Bellary Naga is a 2009 Indian Kannada-language romantic action film starring Vishnuvardhan, Mansi Pritam and Avinash. The film was directed by Dinesh Babu and is a remake of the Malayalam language film Rajamanikyam (2005) starring Mammootty. This was the last film of Kannada star Vishnuvardhan released just a couple of months before his death.

==Release==
The film was released on 9 October 2009 all over Karnataka. This was the last film of Vishnuvardhan, released just before his death on 30 December 2009. School Master and Aptharakshaka were released posthumously.

==Soundtrack==
All the songs were composed and scored by L. N. Shastry.
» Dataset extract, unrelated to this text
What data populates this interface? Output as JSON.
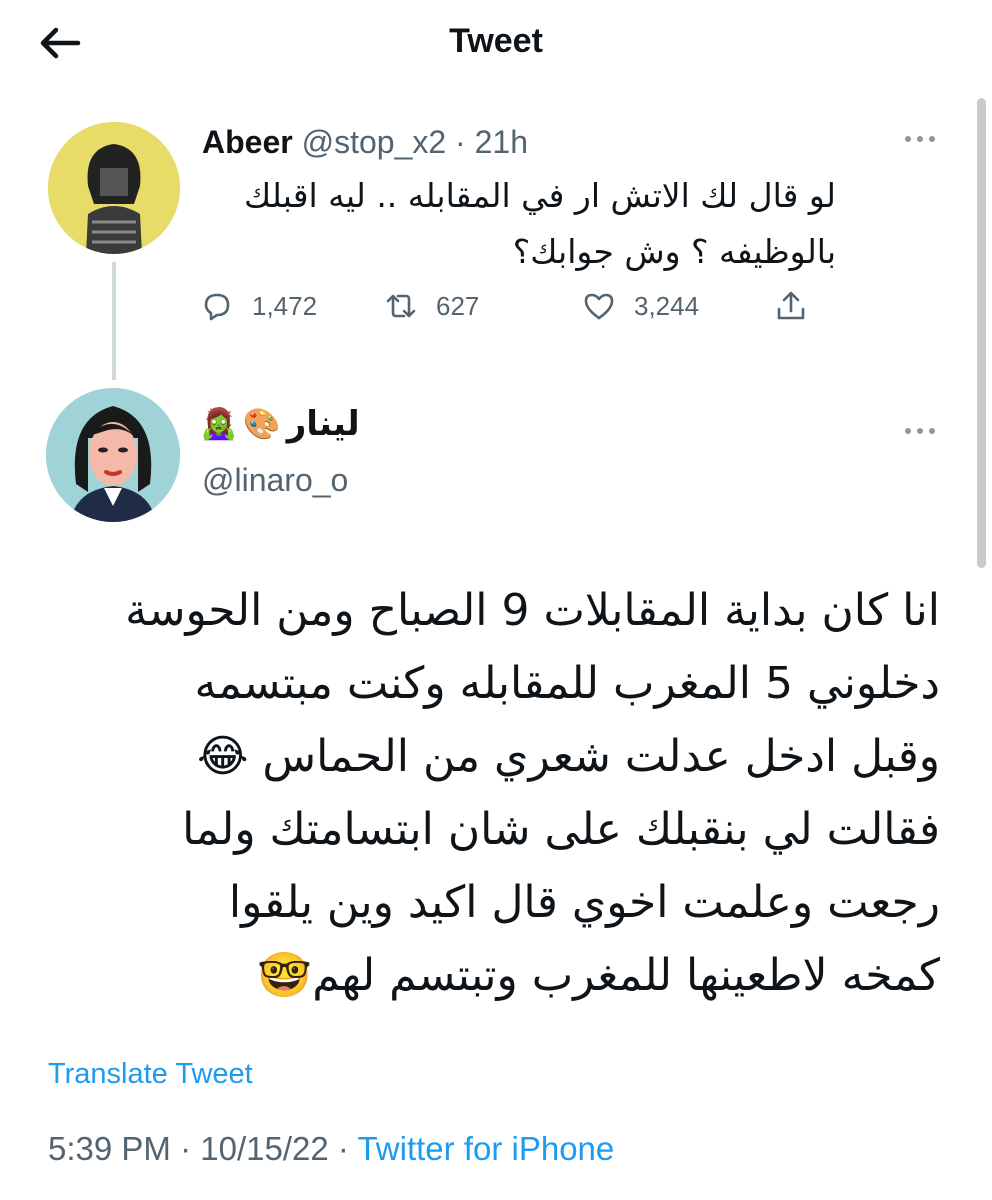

| Sl No | Song title | Singer(s) | Lyrics |
|---|---|---|---|
| 1 | "Jaagore Jaagore" | Tippu | V. Manohar |
| 2 | "Sanjeya Thampinalu" | K. S. Chithra | V. Manohar |
| 3 | "Haithlagori" | S. P. Balasubrahmanyam, L. N. Shastry | Kaviraj |
| 4 | "Mathhe Mathhe" | S. P. Balasubrahmanyam, Suma Shastry | Kaviraj |
| 5 | "Thingala Hombelaka" | L. N. Shastry | V. Manohar |

== Reception ==
=== Critical response ===

The Times of India scored the film at 3.5 out of 5 stars and says ". L N Sastry has composed some good numbers. Keerthi Vishnuvardhan needs special mention for her excellent costumes. Palaniraj and Pambal Ravi have choreographed some excellent fights." R G Vijayasarathy of Rediff.com scored the film at 3 out of 5 stars and wrote "L N Shashtri's composition of the hip hop song Jagwaare Jaagwaare Jaga and Hait Lagori are good. His background music too is plus point. As always, director Baboo ensures very good technical work. All in all Bellary Naga is a breezy and enjoyable entertainer.The New Indian Express wrote "Bellary Naga" is a breezy, likeable entertainer. Despite its loudness, the film will be a treat for the class audience because of Vishnu's rocking performance."